A match is found when the given application has a dependency that falls within the given range of versions.
Analyzers provide two basic logical conditions that are useful in making more complex queries by aggregating results of other conditions.
The And
condition takes an array of conditions and performs a logical
"and" operation on their results:
when:
and:
- <condition1>
- <condition2>
Example:
when:
and:
- java.dependency:
name: junit.junit
upperbound: 4.12.2
lowerbound: 4.4.0
- java.dependency:
name: io.fabric8.kubernetes-client
lowerbound: 5.0.100
Note that the conditions can also be nested within other conditions:
when:
and:
- and:
- go.referenced: "*CustomResourceDefinition*"
- java.referenced:
pattern: "*CustomResourceDefinition*"
- go.referenced: "*CustomResourceDefinition*"
The Or
condition takes an array of other conditions and performs a logical "or" operation on their results:
when:
or:
- <condition1>
- <condition2>
A set of Rules form a Ruleset. Rulesets are an opionated way of passing Rules to Rules Engine.

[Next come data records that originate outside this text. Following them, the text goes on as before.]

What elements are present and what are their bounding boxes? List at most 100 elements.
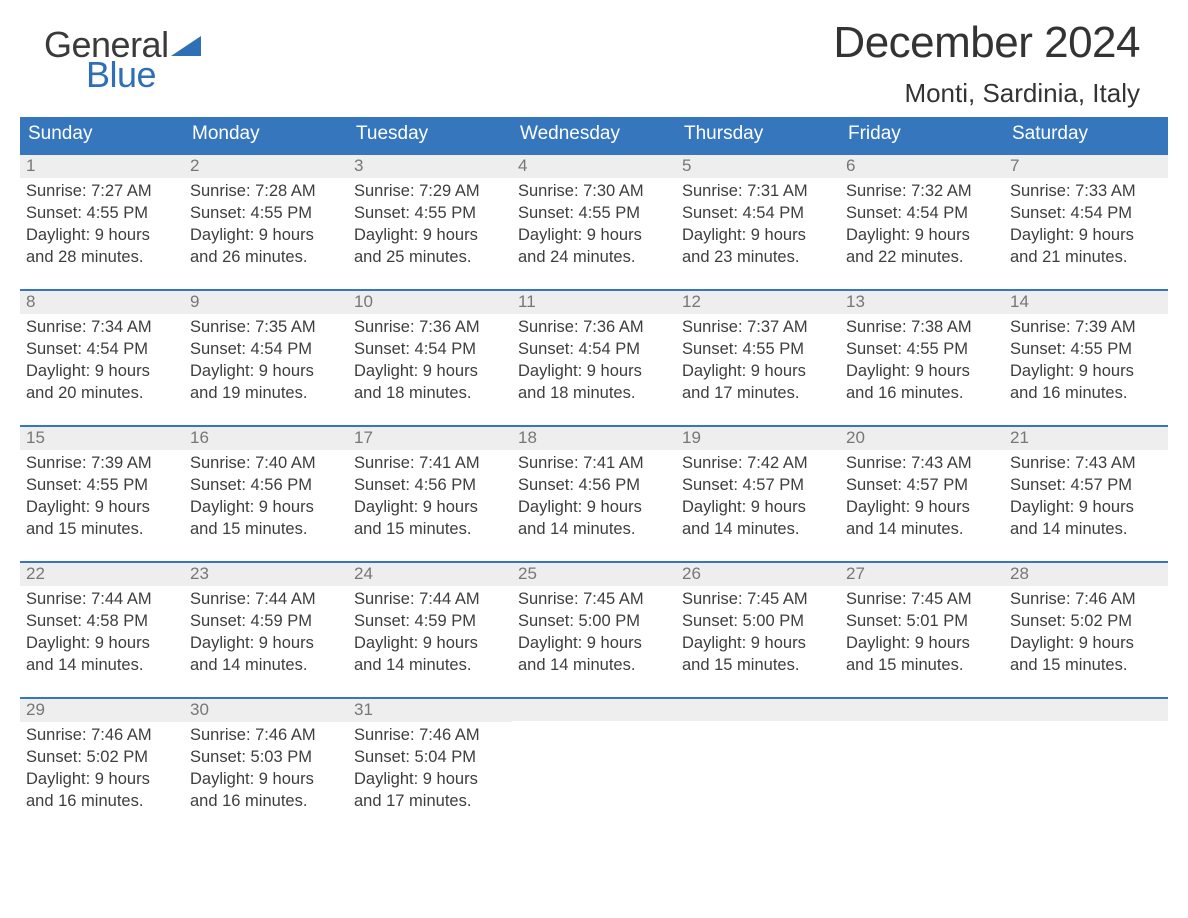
daylight-line2: and 17 minutes. <box>354 791 506 813</box>
daylight-line2: and 18 minutes. <box>354 383 506 405</box>
daylight-line1: Daylight: 9 hours <box>846 497 998 519</box>
sunset-line: Sunset: 4:57 PM <box>682 475 834 497</box>
sunset-line: Sunset: 4:55 PM <box>846 339 998 361</box>
calendar-cell: 4Sunrise: 7:30 AMSunset: 4:55 PMDaylight… <box>512 153 676 289</box>
daylight-line1: Daylight: 9 hours <box>846 633 998 655</box>
empty-day-header <box>676 697 840 721</box>
daylight-line2: and 16 minutes. <box>846 383 998 405</box>
day-number: 1 <box>20 153 184 178</box>
sunrise-line: Sunrise: 7:46 AM <box>26 725 178 747</box>
calendar-cell: 3Sunrise: 7:29 AMSunset: 4:55 PMDaylight… <box>348 153 512 289</box>
day-details: Sunrise: 7:36 AMSunset: 4:54 PMDaylight:… <box>348 314 512 411</box>
day-number: 16 <box>184 425 348 450</box>
daylight-line1: Daylight: 9 hours <box>518 497 670 519</box>
calendar-row: 15Sunrise: 7:39 AMSunset: 4:55 PMDayligh… <box>20 425 1168 561</box>
sunrise-line: Sunrise: 7:37 AM <box>682 317 834 339</box>
daylight-line1: Daylight: 9 hours <box>1010 225 1162 247</box>
brand-sail-icon <box>171 36 201 56</box>
sunset-line: Sunset: 4:55 PM <box>1010 339 1162 361</box>
day-details: Sunrise: 7:45 AMSunset: 5:00 PMDaylight:… <box>512 586 676 683</box>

Each Ruleset is stored in its own directory with a ruleset.yaml
file at the directory root that stores metadata of the Ruleset.
# name has to be unique within the provided rulesets
# doesn't necessarily has to be unique globally
name: "Name of the ruleset"
description: "Describes the ruleset"
# additional labels for ruleset
# labels help filter rulesets
labels:
- awesome_rules1
Rulesets provide a good way of organizing multiple rules that achieve a common goal.